New Zealand Police are seeking more powers to fight terrorism.
In the briefing for the new Police Minister, they say they contribute to the delivery of New Zealand's counter-terrorism strategy in a society where there exist "disconnected individuals susceptible to extremist messaging or ideology".
"A systems approach, including early intervention tools, a comprehensive criminal offence regime, and the ability to disrupt international networks, including through preventing financing and stripping assets, is needed to provide an effective, proportionate, and appropriate response to threats."
Police said one immediate priority was the first set of amendments to New Zealand's counter-terrorism legislation "to enable us to intervene early to prevent and disrupt terrorist acts and to manage ongoing terrorism risk".

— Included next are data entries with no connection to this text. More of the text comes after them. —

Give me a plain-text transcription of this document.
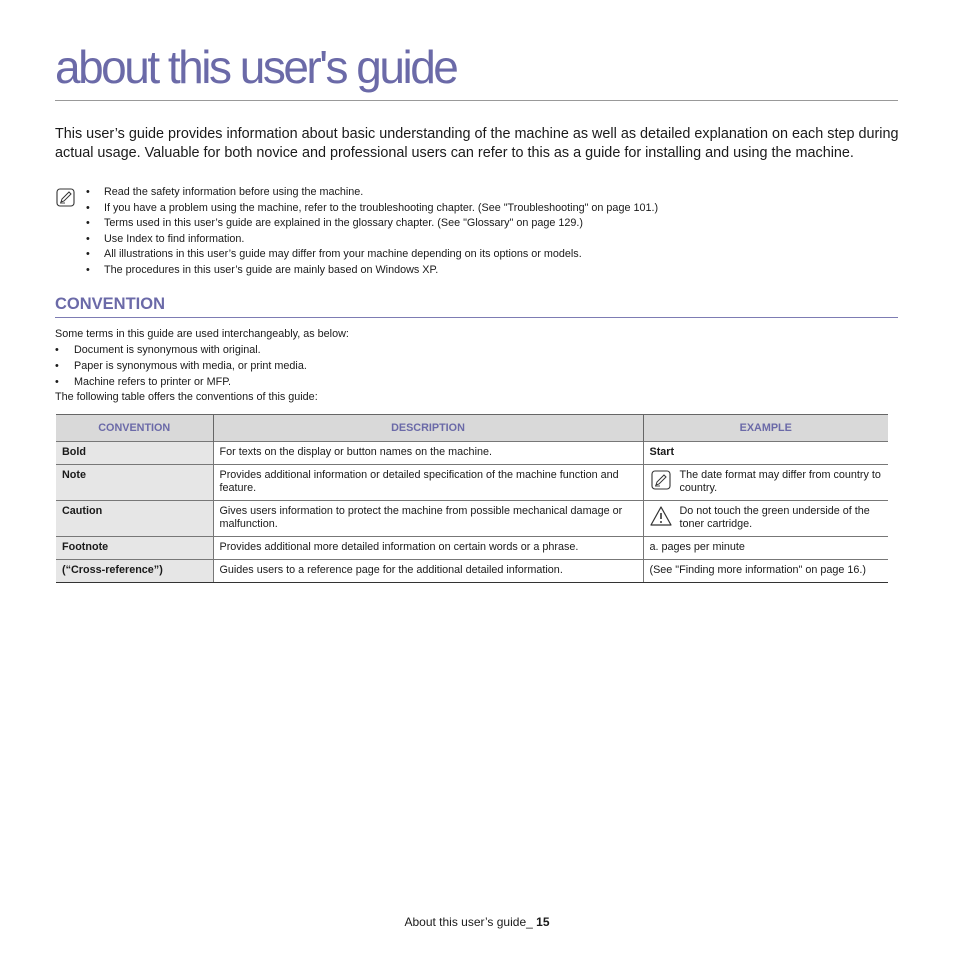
about this user's guide

This user’s guide provides information about basic understanding of the machine as well as detailed explanation on each step during actual usage. Valuable for both novice and professional users can refer to this as a guide for installing and using the machine.

• Read the safety information before using the machine.
• If you have a problem using the machine, refer to the troubleshooting chapter. (See "Troubleshooting" on page 101.)
• Terms used in this user’s guide are explained in the glossary chapter. (See "Glossary" on page 129.)
• Use Index to find information.
• All illustrations in this user’s guide may differ from your machine depending on its options or models.
• The procedures in this user’s guide are mainly based on Windows XP.
CONVENTION

Some terms in this guide are used interchangeably, as below:

• Document is synonymous with original.
• Paper is synonymous with media, or print media.
• Machine refers to printer or MFP.

The following table offers the conventions of this guide:

CONVENTION	DESCRIPTION	EXAMPLE
Bold	For texts on the display or button names on the machine.	Start
Note	Provides additional information or detailed specification of the machine function and feature.	The date format may differ from country to country.

Caution	Gives users information to protect the machine from possible mechanical damage or malfunction.	Do not touch the green underside of the toner cartridge.

Footnote	Provides additional more detailed information on certain words or a phrase.	a. pages per minute
(“Cross-reference”)	Guides users to a reference page for the additional detailed information.	(See "Finding more information" on page 16.)
About this user’s guide_ 15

That includes news offences "to resolve significant gaps relating to planning and preparation, material support, training, and travel".
The Police though also want the "ability to place civil control orders on people convicted of terrorism-related activity who the courts consider will be a high risk when released back into the community (currently this ability only relates to people returning from overseas)".
The briefing says the minister's "support to progress this work will provide reassurance to the public that the National Security System has the appropriate tools to prevent and manage terrorism risk".
"It will also bring our legislative framework more in line with our partner countries and build their confidence in New Zealand's ability to contribute effectively to international efforts to counter terrorism," it concludes.